How to Optimize PDF Files using a C# PDF API

Chelsea Devereaux - Mar 3 - - Dev Community

Tutorial Concept
Learn how to programmatically reduce PDF file size and improve performance in C# with advanced optimization techniques using a .NET PDF API library.

What You Will Need

  • Document Solutions for PDF NuGet Package
  • .NET 8+

Controls Referenced


As technology advances, optimization is key to improving efficiency. For PDFs, this means reducing file size and removing unused objects, which ensures faster loading, easier sharing, and efficient storage without compromising quality. MESCIUS’ Document Solutions for PDF (DsPdf) API helps developers create, modify, and optimize PDFs programmatically, providing full control over document handling with the CompressionLevel property that allows different compression levels to be set.
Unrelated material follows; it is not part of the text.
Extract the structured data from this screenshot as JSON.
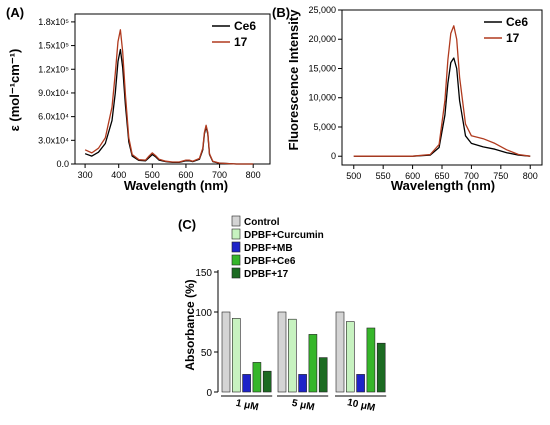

In this blog, we’ll explore some additional effective PDF optimization techniques that we can achieve using DsPdf, including:

Eliminating Redundant Images

PDFs often contain duplicate images when the same image appears multiple times across pages, unnecessarily increasing file size. This leads to higher storage needs and difficulty in sharing. By keeping a single instance of an image and referencing it throughout the document, file size can be significantly reduced.

DsPdf provides the RemoveDuplicateImages method, which detects and eliminates redundant images from the PDF. An example demonstrating how to use this method is below:

    // Initialize GcPdfDocument.
    GcPdfDocument doc = new GcPdfDocument();

    // Open PDF document in the file stream.
    FileStream fs = File.OpenRead("Invoice.pdf");

    // Load the PDF document.
    doc.Load(fs);

    // Remove duplicate images.
    doc.RemoveDuplicateImages();

    // Save PDF document.
    doc.Save("RemovedDuplicateImages.pdf");
Enter fullscreen mode Exit fullscreen mode

Compression

You can download the sample to remove duplicate images from your PDF.

Optimizing Fonts

Sometimes PDFs can contain unused or duplicate fonts, which occurs when multiple subsets of the same font are embedded. Excessive font data can slow down document processing and consume more storage space. By merging font subsets, file size can be significantly reduced while maintaining text integrity. DsPdf simplifies this with the OptimizeFonts method in the GcPdfDocument class.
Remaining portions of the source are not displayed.